2012年03月19日
サマリー
◆マーケットサマリー(2012/2/17~2012/3/15)
市場介入への期待感は利食い売りで相殺か?再び€8台を割る
◆関連トピック
新たな市場メカニズム開発に向けた国連の議論~二国間オフセット・クレジット制度の行方~:
今年末に開催されるCOP18に向けて、国連で「新たな市場メカニズム」の議論がスタートする。日本が提案する二国間オフセット・クレジット制度がどのような条件下で国際的に認められるか注目される。既に経済産業省と環境省において具体的プロジェクトのFS調査が進められているが、プロジェクトを実行するためには、日本の中期目標と同制度の位置付けの明確化も必要である。
2013年以降の京都メカニズム:
日本は京都議定書第2約束期間に参加しないが、CDMなど京都メカニズムから発行されるクレジットは引き続き活用していきたい方針である。環境省の発表では、現行の規定では、2013年以降日本が国際排出量取引に参加できなくなる可能性があるとのことだ。ただ、京都議定書締約国の中には、大口バイヤーとなりうる日本を排除したくないという思惑もあるため、今後の運用ルール改定の議論に注視していきたい。

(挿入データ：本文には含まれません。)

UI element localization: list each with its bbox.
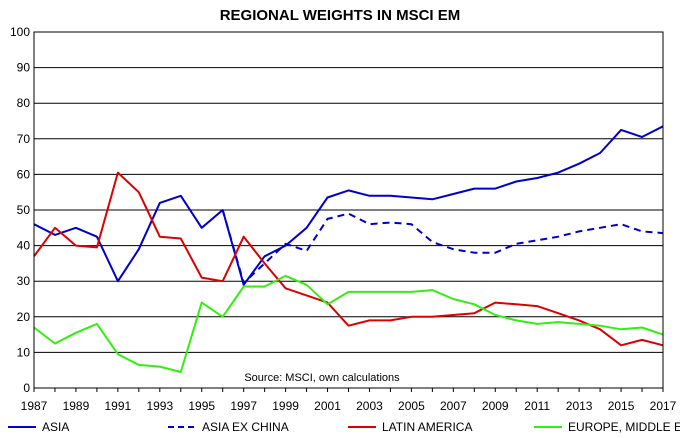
y-tick-labels: 0 10 20 30 40 50 60 70 80 90 100 [10, 25, 30, 395]
y-tick-label: 0 [23, 381, 30, 395]
x-tick-label: 1989 [63, 399, 90, 413]
x-tick-label: 2015 [608, 399, 635, 413]
x-tick-label: 1987 [21, 399, 48, 413]
x-tick-label: 2005 [398, 399, 425, 413]
y-tick-label: 10 [17, 345, 31, 359]
x-tick-label: 2007 [440, 399, 467, 413]
legend: ASIA ASIA EX CHINA LATIN AMERICA EUROPE, MI… [8, 420, 680, 434]
x-tick-labels: 1987 1989 1991 1993 1995 1997 1999 2001 2003 2005… [21, 388, 677, 413]
gridlines [34, 31, 663, 389]
series-line-europe-middle-east-africa [33, 274, 664, 373]
legend-label: LATIN AMERICA [382, 420, 472, 434]
legend-label: ASIA EX CHINA [202, 420, 289, 434]
plot-frame [33, 31, 664, 389]
x-tick-label: 1991 [105, 399, 132, 413]
y-tick-label: 100 [10, 25, 30, 39]
y-tick-label: 30 [17, 274, 31, 288]
series-line-asia-ex-china [221, 209, 664, 284]
x-tick-label: 1997 [230, 399, 257, 413]
series-lines [33, 125, 664, 373]
y-tick-label: 50 [17, 203, 31, 217]
y-tick-label: 80 [17, 96, 31, 110]
x-tick-label: 1999 [272, 399, 299, 413]
y-tick-label: 90 [17, 61, 31, 75]
legend-label: ASIA [42, 420, 69, 434]
x-tick-label: 2009 [482, 399, 509, 413]
x-tick-label: 1995 [188, 399, 215, 413]
x-tick-label: 2003 [356, 399, 383, 413]
y-tick-label: 20 [17, 310, 31, 324]
x-tick-label: 2013 [566, 399, 593, 413]
x-tick-label: 2017 [650, 399, 677, 413]
y-tick-label: 70 [17, 132, 31, 146]
legend-label: EUROPE, MIDDLE EAST & AFRICA [568, 420, 680, 434]
series-line-asia [33, 125, 664, 286]
y-tick-label: 40 [17, 239, 31, 253]
source-note: Source: MSCI, own calculations [244, 372, 400, 384]
series-line-latin-america [33, 171, 664, 347]
chart-title: REGIONAL WEIGHTS IN MSCI EM [220, 7, 461, 24]
x-tick-label: 2011 [524, 399, 550, 413]
x-tick-label: 1993 [146, 399, 173, 413]
x-tick-label: 2001 [314, 399, 341, 413]
y-tick-label: 60 [17, 167, 31, 181]
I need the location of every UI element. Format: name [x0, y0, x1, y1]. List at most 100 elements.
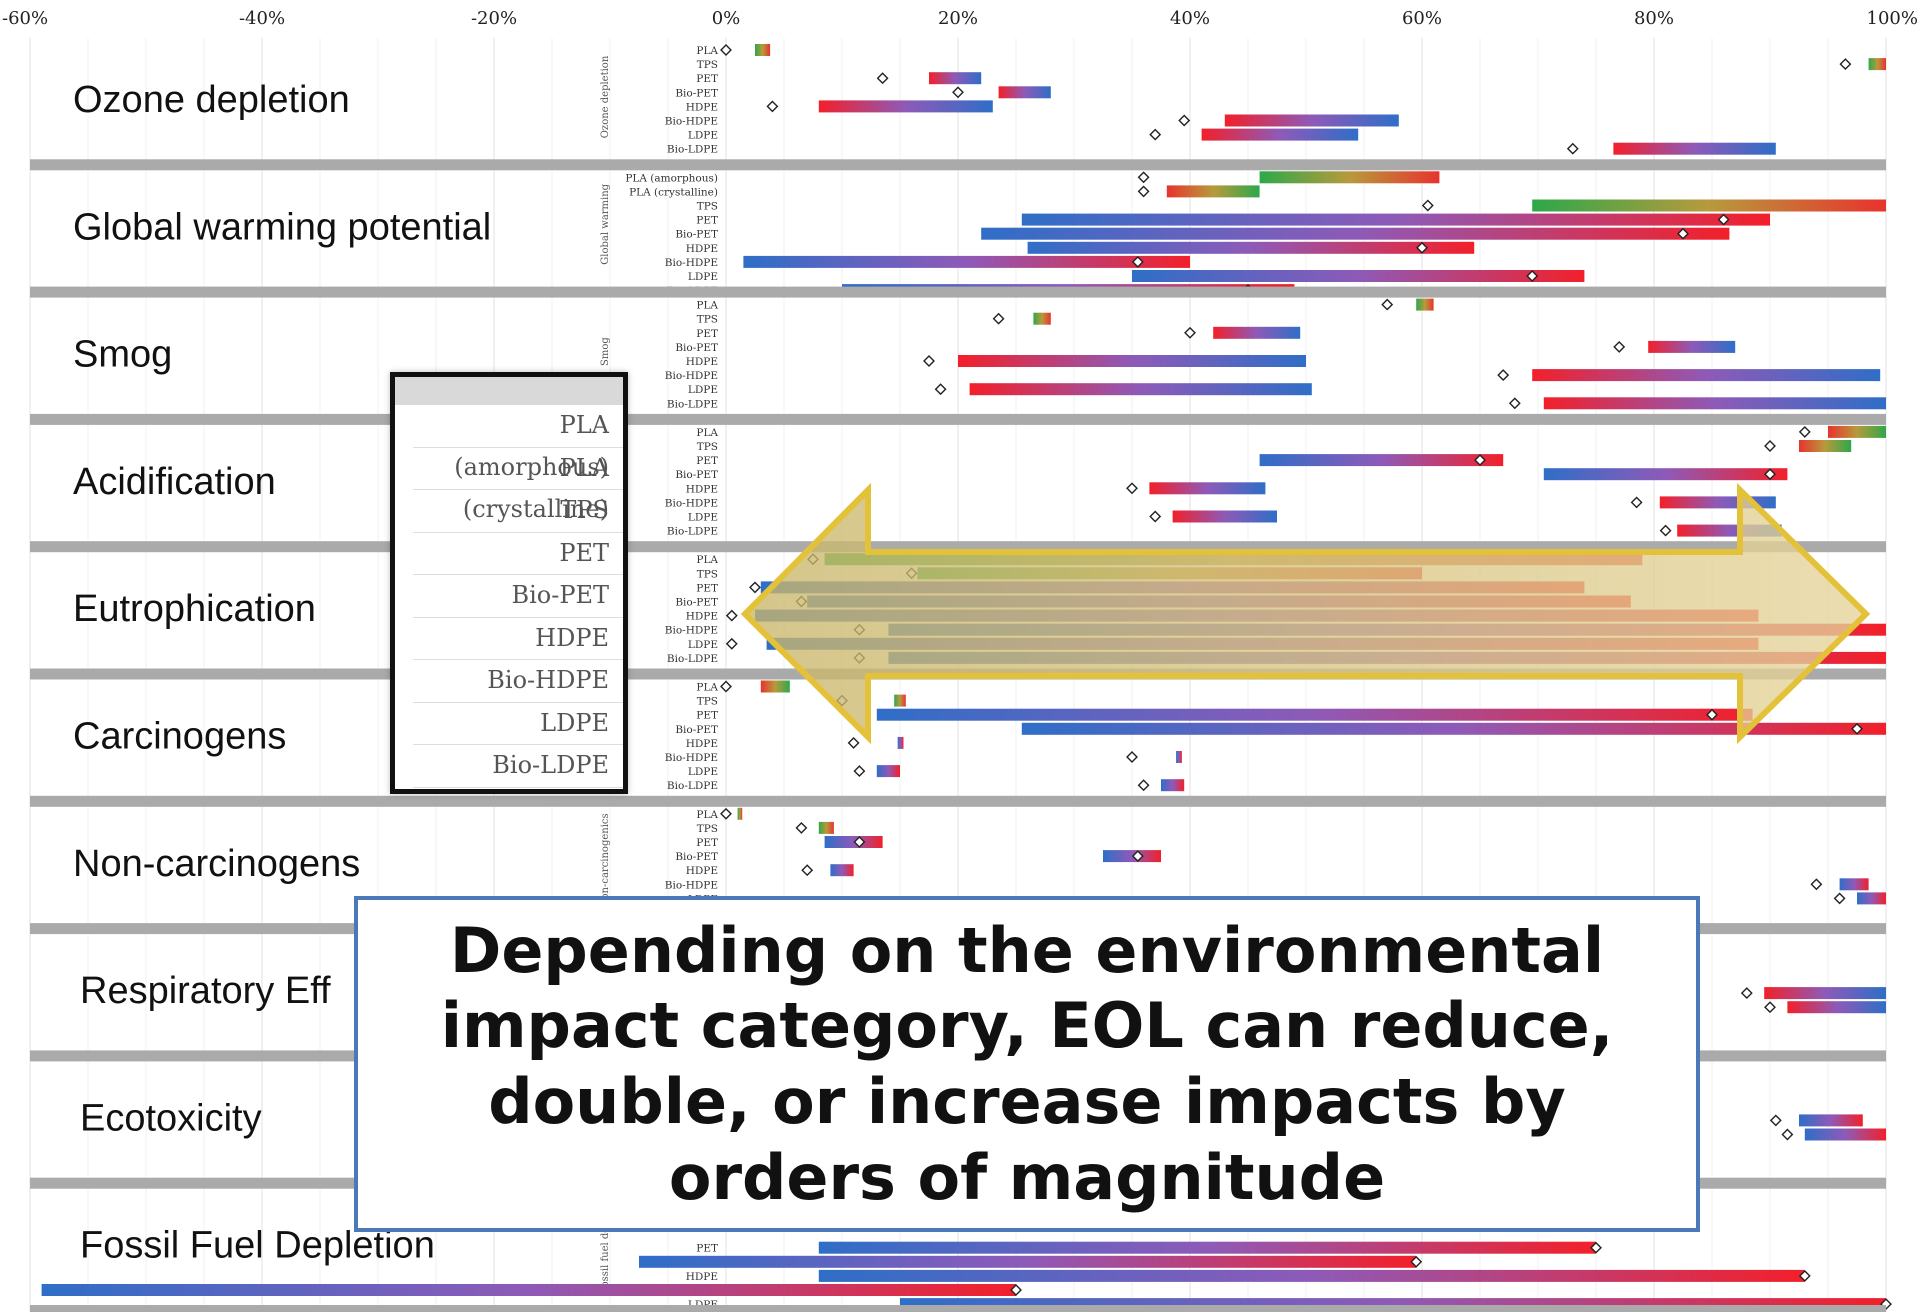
conclusion-callout: Depending on the environmental impact ca… — [354, 896, 1700, 1232]
baseline-marker — [725, 637, 738, 650]
impact-range-bar — [1804, 1128, 1886, 1141]
x-tick-label: 60% — [1402, 8, 1442, 29]
material-legend-inset: PLA (amorphous) PLA (crystalline) TPS PET Bi… — [390, 372, 628, 794]
baseline-marker — [1566, 142, 1579, 155]
impact-range-bar — [1532, 369, 1881, 382]
impact-range-bar — [1021, 722, 1886, 735]
row-label: Bio-LDPE — [667, 398, 718, 410]
baseline-marker — [1764, 468, 1776, 481]
impact-range-bar — [1416, 298, 1434, 311]
impact-range-bar — [1613, 142, 1776, 155]
category-side-label: Non-carcinogenics — [600, 813, 611, 908]
impact-range-bar — [1543, 397, 1886, 410]
row-label: PET — [696, 215, 718, 227]
category-section: Fossil Fuel Depletion Fossil fuel depleti… — [30, 1191, 1892, 1312]
row-label: PET — [696, 582, 718, 594]
impact-range-bar — [1828, 425, 1886, 438]
impact-range-bar — [1166, 185, 1260, 198]
baseline-marker — [1126, 482, 1138, 495]
impact-range-bar — [1532, 199, 1886, 212]
category-side-label: Ozone depletion — [600, 55, 611, 138]
row-label: PLA — [696, 45, 718, 57]
impact-range-bar — [1176, 751, 1182, 763]
category-side-label: Fossil fuel depletion — [600, 1191, 611, 1294]
row-label: LDPE — [688, 512, 718, 524]
row-label: PLA — [696, 427, 718, 439]
row-label: TPS — [697, 59, 718, 71]
baseline-marker — [1630, 496, 1643, 509]
baseline-marker — [1764, 440, 1776, 452]
category-label: Smog — [73, 334, 172, 376]
row-label: Bio-PET — [675, 229, 718, 241]
row-label: HDPE — [686, 101, 718, 113]
row-label: Bio-HDPE — [665, 257, 718, 269]
row-label: HDPE — [686, 738, 718, 750]
legend-header-bar — [395, 377, 623, 405]
row-label: LDPE — [688, 766, 718, 778]
impact-range-bar — [929, 72, 982, 85]
row-label: Bio-LDPE — [667, 780, 718, 792]
impact-range-bar — [818, 100, 993, 113]
baseline-marker — [1410, 1255, 1423, 1268]
baseline-marker — [1131, 255, 1144, 268]
legend-item: PLA (crystalline) — [413, 448, 623, 523]
row-label: PLA — [696, 682, 718, 694]
impact-range-bar — [818, 1241, 1596, 1254]
row-label: HDPE — [686, 1271, 718, 1283]
x-tick-label: -40% — [239, 8, 285, 29]
baseline-marker — [1659, 524, 1672, 537]
row-label: Bio-HDPE — [665, 370, 718, 382]
category-side-label: Smog — [600, 337, 611, 366]
row-label: LDPE — [688, 384, 718, 396]
baseline-marker — [923, 355, 935, 367]
impact-range-bar — [958, 355, 1306, 367]
impact-range-bar — [1224, 114, 1399, 127]
legend-rows: PLA (amorphous) PLA (crystalline) TPS PET Bi… — [395, 405, 623, 788]
impact-range-bar — [1201, 128, 1359, 141]
baseline-marker — [720, 44, 732, 56]
baseline-marker — [1126, 751, 1138, 763]
baseline-marker — [1798, 1269, 1811, 1282]
category-label: Ecotoxicity — [80, 1097, 262, 1139]
row-label: TPS — [697, 441, 718, 453]
category-label: Carcinogens — [73, 716, 286, 758]
impact-range-bar — [1259, 454, 1504, 467]
row-label: Bio-HDPE — [665, 879, 718, 891]
baseline-marker — [1781, 1128, 1794, 1141]
impact-range-bar — [876, 708, 1753, 721]
row-label: TPS — [697, 696, 718, 708]
x-tick-label: 0% — [712, 8, 741, 29]
category-label: Global warming potential — [73, 206, 491, 248]
baseline-marker — [1677, 227, 1689, 240]
baseline-marker — [1497, 369, 1510, 382]
baseline-marker — [1717, 213, 1730, 226]
row-label: HDPE — [686, 865, 718, 877]
impact-range-bar — [41, 1284, 1017, 1296]
category-separator — [30, 1305, 1886, 1312]
row-label: Bio-PET — [675, 597, 718, 609]
row-label: PLA (crystalline) — [629, 186, 718, 198]
baseline-marker — [1178, 114, 1191, 127]
impact-range-bar — [818, 821, 834, 834]
impact-range-bar — [1868, 58, 1886, 71]
impact-range-bar — [1857, 892, 1886, 905]
row-label: Bio-PET — [675, 342, 718, 354]
baseline-marker — [1798, 425, 1811, 438]
x-tick-label: 20% — [938, 8, 978, 29]
x-axis-ticks: -60% -40% -20% 0% 20% 40% 60% 80% 100% — [2, 8, 1918, 29]
impact-range-bar — [1764, 987, 1886, 1000]
baseline-marker — [766, 100, 779, 113]
impact-range-bar — [1543, 468, 1788, 481]
baseline-marker — [934, 383, 947, 396]
category-separator — [30, 159, 1886, 171]
baseline-marker — [853, 836, 866, 848]
row-label: TPS — [697, 568, 718, 580]
row-label: Bio-PET — [675, 469, 718, 481]
impact-range-bar — [639, 1255, 1417, 1268]
impact-range-bar — [1799, 440, 1852, 452]
baseline-marker — [1149, 510, 1162, 523]
row-label: PLA (amorphous) — [625, 172, 718, 184]
baseline-marker — [1590, 1241, 1602, 1254]
baseline-marker — [720, 807, 732, 820]
baseline-marker — [876, 72, 889, 85]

日本のFIT、買取金額と期間の設定に向けて議論スタート:
今年7月から施行される固定価格買取制度の買取価格と期間を決める「調達価格等算定委員会」がようやく始動した。買取価格と期間は、普及を左右する重要項目であるが、日本では立地規制や送電網の問題など他の導入障壁も多い。日本のエネルギー基本計画も制定されていない段階での法施行であるため、当面は試行錯誤もあるかもしれないが、柔軟な評価・見直し体制を整備しておくことが必要であろう。